= Politisolator =

Soviet political prison type

Politizolators (политизолятор (singular); abbreviation for "political isolator") were special prisons in Soviet Russia and the Soviet Union to incarcerate political opponents of the Bolsheviks: Socialist-Revolutionaries, Mensheviks, Zionists, and anarchists, etc., as well as members of the Left Opposition within the Bolshevik Party itself.

== History ==

The first politisolator was established in 1921 by conversion of the Vladimir Central Prison.

Initially they were subordinated to GPU NKVD RSFSR, unlike other prisons, which were subordinated to ГУМЗ НКВД (State Directorate of the Places of Incarceration of NKVD). Under a separate subordination at that time was the infamous Solovki prison camp established in 1923, which also held political prisoners. Over time the subordination changed; these changes were poorly documented.

The NKVD Decree no. 00403 of November 11, 1935 signed by Genrikh Yagoda politisolators were renamed into NKVD special prisons (тюрьмы НКВД особого назначения). In 1937, Yagoda's successor Nikolay Yezhov, on the eve of Yezhovshchina, complained that "... politisolators, I may say without an exaggeration, resemble the forced recreation houses rather than prisons", that the incarcerated have a complete freedom of assembly to develop their anti-Soviet plots, etc. These lax conditions were related to the operation of various organizations aiding political prisoners, such as the Political Red Cross.

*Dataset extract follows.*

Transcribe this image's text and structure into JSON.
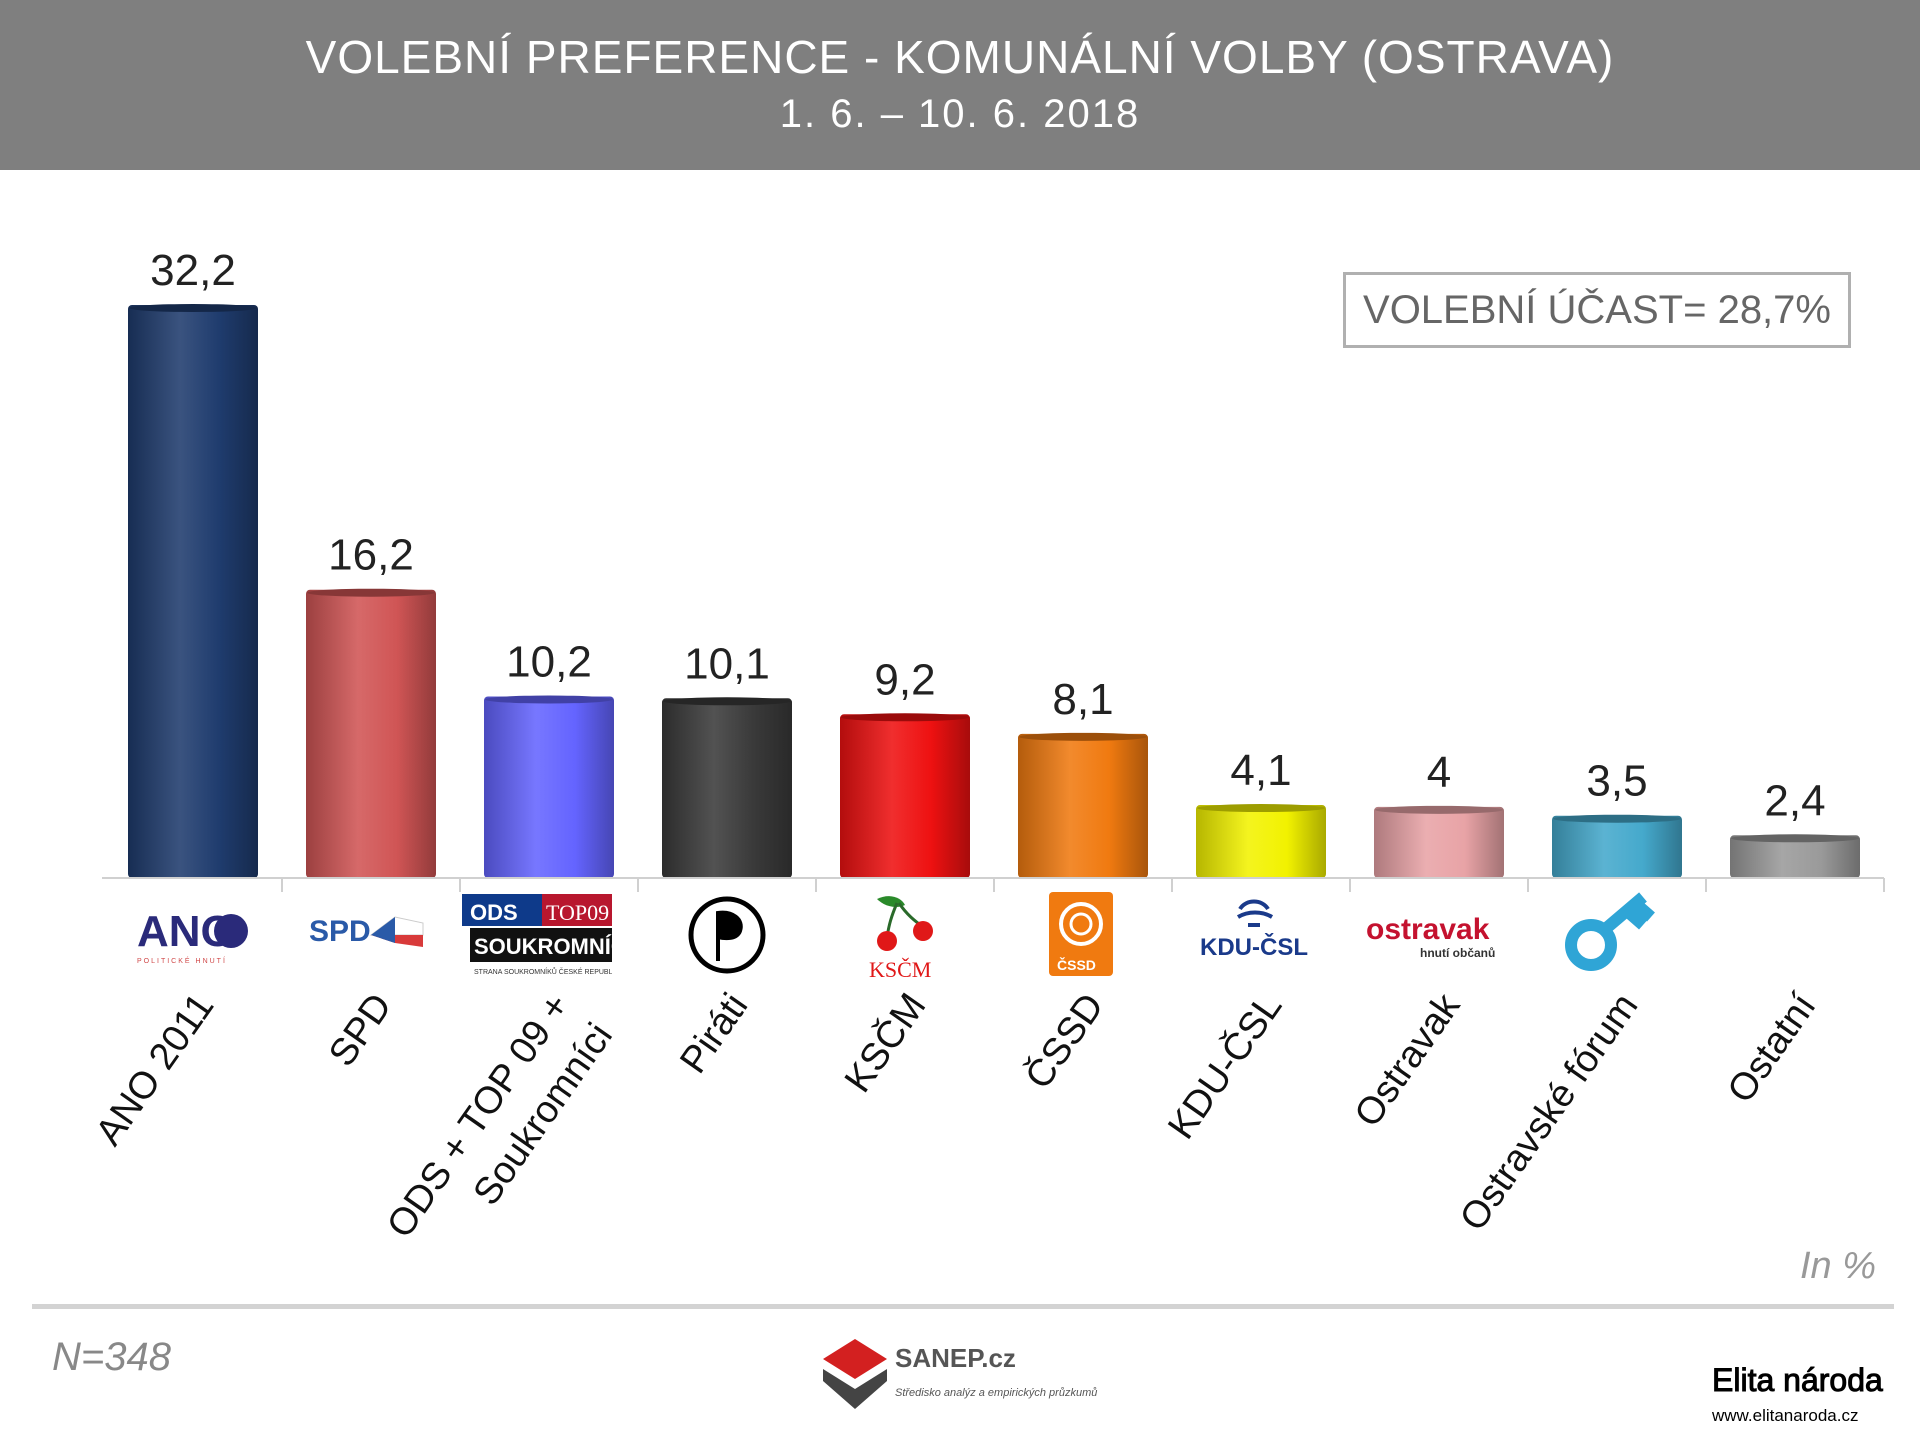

==Notable politisolators==
- Vladimir Central Prison
- Suzdal PI, based on the prison of the Monastery of Saint Euthymius is Suzdal
- Verkhneuralsk PI, detailed in a two-volume monograph by Aleksey Yalovenko
- Yaroslavl PI (based on the Yaroslavl katorga transit prison (Ярославская Временно-каторжная тюрьма); now Korovniki detention center) in the village of Korovniki
- Chelyabinsk PI (Челябинский политизолятор), based on the Chelyabinsk transit prison
- Tobolsk PI (Тобольский политизолятор).